"I do not deny that political torture goes on in this country but there are strict rules against political torture".---Brazilian President General Geisel, 1970s.
"In prison it's not the months and years that creep under your skin. It's the days and hours." PRISONER OF KAFKA by Anonymous
Torture victims suffer from a kind of reverse Stockholm Syndrome. As feminist pioneer Kate Millet documents in this chilling book, studies of exiles from Pinochet's Chile recovering from torture in Sweden blamed THEMSELVES for their having been tortured, along the lines of "If only I hadn't said that he would not have tortured me" or "if only I had taken this street instead of that one I would not have been kidnapped". (Millet, along with Germaine Greer, can tell you from personal experience that many rape victims undergo the same pangs of self-guilt.) Believe it or not, torture as a form of political punishment actually began to fade away at the end of the Nineteenth century, resurged spectacularly in the 1930s, went into decline after World War II and enjoyed, (yes, that's the right word) an amazing rise in the 1970s.

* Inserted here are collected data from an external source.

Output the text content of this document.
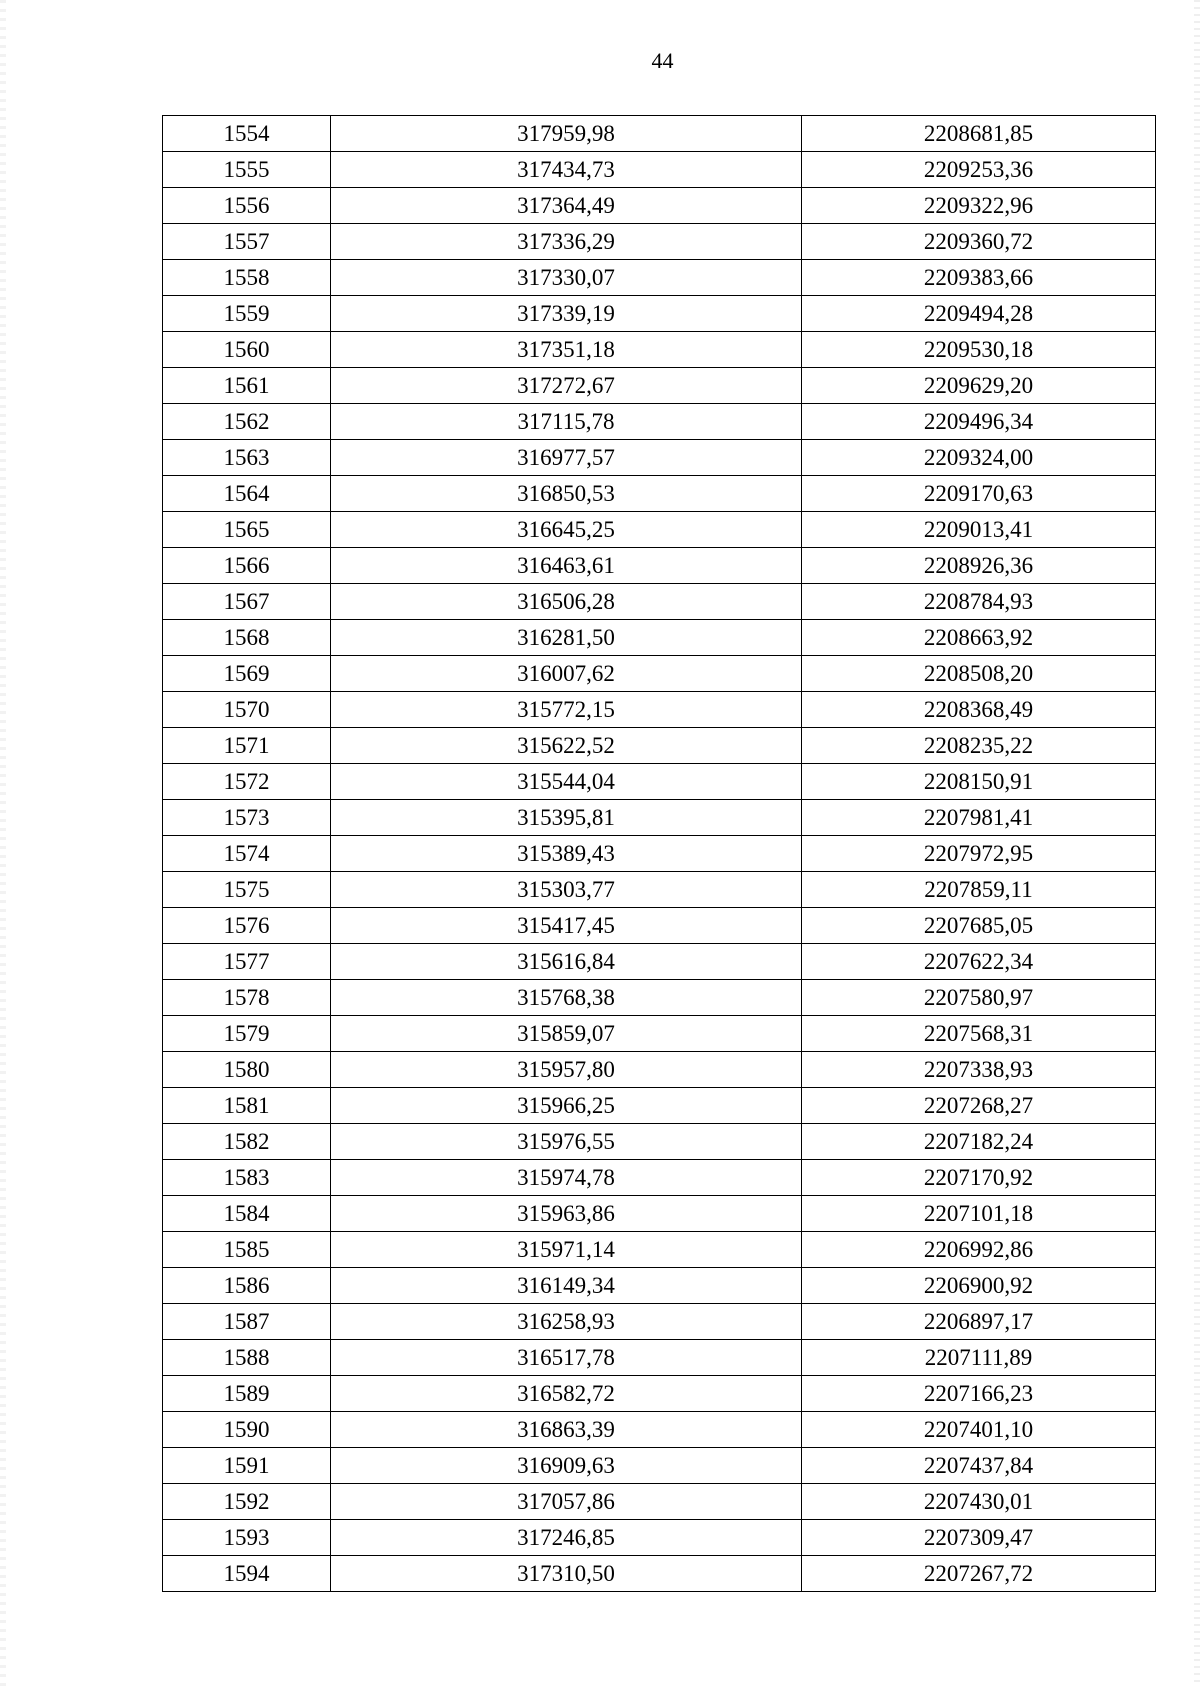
44
1554	317959,98	2208681,85
1555	317434,73	2209253,36
1556	317364,49	2209322,96
1557	317336,29	2209360,72
1558	317330,07	2209383,66
1559	317339,19	2209494,28
1560	317351,18	2209530,18
1561	317272,67	2209629,20
1562	317115,78	2209496,34
1563	316977,57	2209324,00
1564	316850,53	2209170,63
1565	316645,25	2209013,41
1566	316463,61	2208926,36
1567	316506,28	2208784,93
1568	316281,50	2208663,92
1569	316007,62	2208508,20
1570	315772,15	2208368,49
1571	315622,52	2208235,22
1572	315544,04	2208150,91
1573	315395,81	2207981,41
1574	315389,43	2207972,95
1575	315303,77	2207859,11
1576	315417,45	2207685,05
1577	315616,84	2207622,34
1578	315768,38	2207580,97
1579	315859,07	2207568,31
1580	315957,80	2207338,93
1581	315966,25	2207268,27
1582	315976,55	2207182,24
1583	315974,78	2207170,92
1584	315963,86	2207101,18
1585	315971,14	2206992,86
1586	316149,34	2206900,92
1587	316258,93	2206897,17
1588	316517,78	2207111,89
1589	316582,72	2207166,23
1590	316863,39	2207401,10
1591	316909,63	2207437,84
1592	317057,86	2207430,01
1593	317246,85	2207309,47
1594	317310,50	2207267,72
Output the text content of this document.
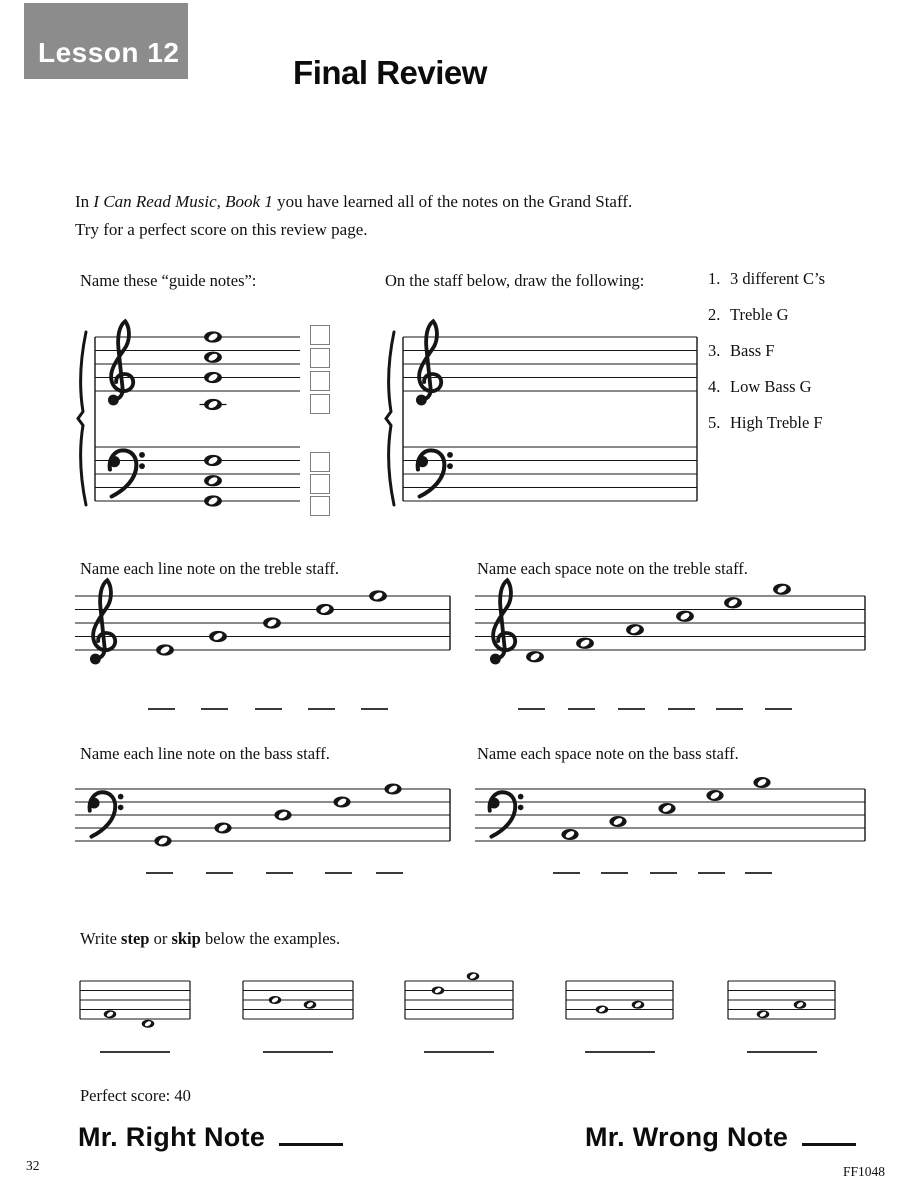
Lesson 12
Final Review

In I Can Read Music, Book 1 you have learned all of the notes on the Grand Staff.
Try for a perfect score on this review page.

Name these “guide notes”:	On the staff below, draw the following:	1. 3 different C’s
2. Treble G
3. Bass F
4. Low Bass G
5. High Treble F
Name each line note on the treble staff.	Name each space note on the treble staff.
Name each line note on the bass staff.	Name each space note on the bass staff.
Write step or skip below the examples.
Perfect score: 40
Mr. Right Note	Mr. Wrong Note
32	FF1048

Today, like everything else, it has been privatized and outsourced to third parties. While the literature on political imprisonment, including torture and exile is vast, from THE GULAG ARCHIPELAGO to CHRIST STOPPED AT EBOLI Millet looks for patterns others might miss. Political cruelty is tied to gender, generation, geography, race and both national and international perception, as in "if we do it, it's not torture". In the Twenty-first century, after Millet's death, torture made another comeback; only this time it came to be known as "advanced interrogation techniques".